Benyamin Netanyahu si sente più forte. A meno di una settimana dal voto i sondaggi sorridono al Likud. Rimasto per mesi indietro alla lista avversaria, Blu e Bianco, il partito del premier per la prima volta nei giorni scorsi ha messo la testa avanti. E la coalizione di destra porterebbe a casa 57 seggi contro i 55 del centrosinistra. Certo, entrambi gli schieramenti non raggiungono i 61 seggi sui 120 richiesti per formare una maggioranza, ma Netanyahu si accontenta perché il 44% degli israeliani lo considera più idoneo di Gantz (35%) a guidare il paese. A metà marzo il premier andrà sotto processo per corruzione ma gli israeliani di destra non ritengono importante la sua integrità di uomo politico e cittadino. Contano di più l’espansione delle colonie e il controllo di tutta Gerusalemme e della Cisgiordania occupata nel 1967, di cui il primo ministro si è fatto garante. A maggior ragione ora che Donald Trump ha presentato un “piano di pace” oltremodo favorevole a Israele. Arrivare primo il 2 marzo per Netanyahu significa presentarsi in tribunale in qualità di capo del partito vincitore e forte di una investitura popolare.

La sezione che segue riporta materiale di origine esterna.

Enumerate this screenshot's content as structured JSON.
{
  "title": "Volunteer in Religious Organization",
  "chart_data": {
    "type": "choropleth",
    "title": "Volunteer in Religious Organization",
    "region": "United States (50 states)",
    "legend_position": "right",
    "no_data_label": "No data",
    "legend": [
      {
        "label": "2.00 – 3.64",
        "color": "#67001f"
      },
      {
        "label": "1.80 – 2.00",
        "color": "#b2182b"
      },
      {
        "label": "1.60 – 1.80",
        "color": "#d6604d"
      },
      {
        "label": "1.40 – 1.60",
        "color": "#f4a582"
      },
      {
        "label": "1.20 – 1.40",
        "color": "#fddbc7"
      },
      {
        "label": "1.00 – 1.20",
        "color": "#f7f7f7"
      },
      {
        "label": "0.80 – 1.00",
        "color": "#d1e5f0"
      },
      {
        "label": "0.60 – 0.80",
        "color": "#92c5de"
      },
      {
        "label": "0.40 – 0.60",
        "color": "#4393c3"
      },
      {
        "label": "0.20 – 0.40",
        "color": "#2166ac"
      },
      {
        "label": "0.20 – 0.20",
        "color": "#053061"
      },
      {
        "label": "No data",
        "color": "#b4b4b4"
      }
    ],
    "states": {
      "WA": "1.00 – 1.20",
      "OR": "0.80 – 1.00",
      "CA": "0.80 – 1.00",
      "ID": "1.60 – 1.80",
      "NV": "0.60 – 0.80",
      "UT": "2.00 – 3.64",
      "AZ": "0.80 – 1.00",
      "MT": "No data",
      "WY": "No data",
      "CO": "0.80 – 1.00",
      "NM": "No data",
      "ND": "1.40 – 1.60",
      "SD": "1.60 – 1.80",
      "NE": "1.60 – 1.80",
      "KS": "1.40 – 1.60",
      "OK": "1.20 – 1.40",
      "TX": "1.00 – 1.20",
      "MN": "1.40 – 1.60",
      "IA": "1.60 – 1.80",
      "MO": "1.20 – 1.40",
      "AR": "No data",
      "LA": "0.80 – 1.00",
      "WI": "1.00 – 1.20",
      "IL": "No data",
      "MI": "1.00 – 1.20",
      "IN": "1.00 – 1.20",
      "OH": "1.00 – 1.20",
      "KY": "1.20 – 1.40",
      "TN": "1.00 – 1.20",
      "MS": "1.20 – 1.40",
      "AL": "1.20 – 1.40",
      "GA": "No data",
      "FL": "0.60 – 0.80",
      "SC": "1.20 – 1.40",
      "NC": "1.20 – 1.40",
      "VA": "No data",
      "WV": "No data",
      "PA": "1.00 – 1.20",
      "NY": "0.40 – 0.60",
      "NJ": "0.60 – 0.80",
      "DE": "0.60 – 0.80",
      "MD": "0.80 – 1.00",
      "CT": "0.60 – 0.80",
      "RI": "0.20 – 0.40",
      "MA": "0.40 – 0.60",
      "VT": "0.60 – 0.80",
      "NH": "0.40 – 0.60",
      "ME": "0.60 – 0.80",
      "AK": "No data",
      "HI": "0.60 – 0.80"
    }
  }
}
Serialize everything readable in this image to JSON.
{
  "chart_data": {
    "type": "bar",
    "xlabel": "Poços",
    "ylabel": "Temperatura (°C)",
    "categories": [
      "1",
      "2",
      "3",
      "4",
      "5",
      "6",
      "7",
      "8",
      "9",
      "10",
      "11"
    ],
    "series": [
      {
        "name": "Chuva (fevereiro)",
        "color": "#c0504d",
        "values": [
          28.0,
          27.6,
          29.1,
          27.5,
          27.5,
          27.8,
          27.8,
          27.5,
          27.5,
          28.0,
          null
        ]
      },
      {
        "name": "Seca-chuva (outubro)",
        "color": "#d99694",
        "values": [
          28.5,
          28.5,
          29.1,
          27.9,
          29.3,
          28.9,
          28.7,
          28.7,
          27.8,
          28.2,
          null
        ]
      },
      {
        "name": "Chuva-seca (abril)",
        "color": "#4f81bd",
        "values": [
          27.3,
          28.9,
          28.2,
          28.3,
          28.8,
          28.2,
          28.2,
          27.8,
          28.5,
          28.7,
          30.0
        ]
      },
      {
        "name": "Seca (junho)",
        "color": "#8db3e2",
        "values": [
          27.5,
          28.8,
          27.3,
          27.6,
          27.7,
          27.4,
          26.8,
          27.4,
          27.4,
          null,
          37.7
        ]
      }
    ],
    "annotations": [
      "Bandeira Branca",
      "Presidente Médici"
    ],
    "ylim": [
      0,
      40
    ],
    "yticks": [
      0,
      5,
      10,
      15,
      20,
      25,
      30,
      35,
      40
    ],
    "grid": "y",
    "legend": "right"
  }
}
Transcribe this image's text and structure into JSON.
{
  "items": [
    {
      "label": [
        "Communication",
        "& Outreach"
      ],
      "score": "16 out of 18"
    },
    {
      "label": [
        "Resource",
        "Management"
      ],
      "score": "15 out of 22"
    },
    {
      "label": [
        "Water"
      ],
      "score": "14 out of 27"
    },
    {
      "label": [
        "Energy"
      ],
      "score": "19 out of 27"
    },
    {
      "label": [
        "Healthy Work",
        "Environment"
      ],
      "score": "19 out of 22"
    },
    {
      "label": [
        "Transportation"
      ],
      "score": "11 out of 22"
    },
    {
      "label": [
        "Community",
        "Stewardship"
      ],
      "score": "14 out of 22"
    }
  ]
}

Poco importa se lo stallo politico resterà irrisolto e Israele prenderà la strada di una clamorosa quarta consultazione elettorale.

 

Per salutare i sondaggi favorevoli, Netanyahu ha annunciato la costruzione di altre 3500 case per coloni in quella che per oltre due decenni è stata un’area proibita per l’espansione coloniale: la zona E1 – tra Gerusalemme e la colonia orientale di Maale Adumim – nella quale, anche su pressione delle passate Amministrazioni Usa, erano stati congelati i progetti di costruzione per non compromettere la soluzione dei Due Stati, Israele e Palestina. Ora alla Casa Bianca c’è Trump, pronto a consegnare a Israele l’intera Gerusalemme, i Territori palestinesi e il Golan siriano. E il premier israeliano non ha più ostacoli. Edificare nella zona E1 significa tagliare in due la Cisgiordania e impedire l’eventuale nascita di uno Stato palestinese con un territorio omogeneo. «Questo annuncio ha una forte importanza e penso che ognuno lo possa capire», ha detto Netanyahu tra le proteste dell’Autorità nazionale palestinese.

 

Non vuole vincere solo in Israele Benyamin Netanyahu. Le primarie del Partito Democratico per le presidenziali Usa di fine anno lo tengono in tensione. In ballo c’è la nomina del candidato democratico che sfiderà Trump e i primi successi ottenuti da Bernie Sanders – senatore ebreo del Vermont che si proclama un socialista – cominciano a impensierirlo. Sanders durante il dibattito in diretta tv in South Carolina ha descritto il premier israeliano come un «razzista reazionario». Quindi ha assicurato che se sarà eletto presidente prenderà in grande considerazione il ritorno a Tel Aviv dell’ambasciata Usa fatta trasferire a Gerusalemme da Donald Trump. Sanders infine ha ripetuto che gli Usa «non possono ignorare le sofferenze del popolo palestinese» e devono avere «una politica che tenga conto dei palestinesi».

 

Contro Sanders, che non parteciperà all’annuale conferenza dell’Aipac, la principale organizzazione ebraica americana che sostiene Israele (Aipac) – i suoi leader, ha spiegato, «esprimono intolleranza» nei confronti dei palestinesi –, si sta compattando una armata composta di Democratici che lo accusano di essere «troppo radicale» per attirare i voti necessari per battere Trump, di colossi dei media, di noti attivisti filo-Israele e, naturalmente, dal governo israeliano. Il ministro degli esteri Israel Katz, ad esempio, ieri ha definito «scioccanti» le ultime affermazioni del senatore ebreo americano perché «contro lo Stato di Israele su temi che sono la base del credo ebraico, della storia ebraica e della sicurezza di Israele».

 

La campagna contro Sanders, più che mai lanciato nella corsa alla nomination, è destinata ad intensificarsi in vista del Super Tuesday, il 3 marzo, quando andranno alle primarie il maggior numero di Stati e si capirà chi ha le maggiori possibilità di sfidare Trump il 3 novembre. Netanyahu spera che ne esca vincitore il miliardario ed ex sindaco di New York Michael Bloomberg, anch’egli un ebreo, molto vicino a Israele.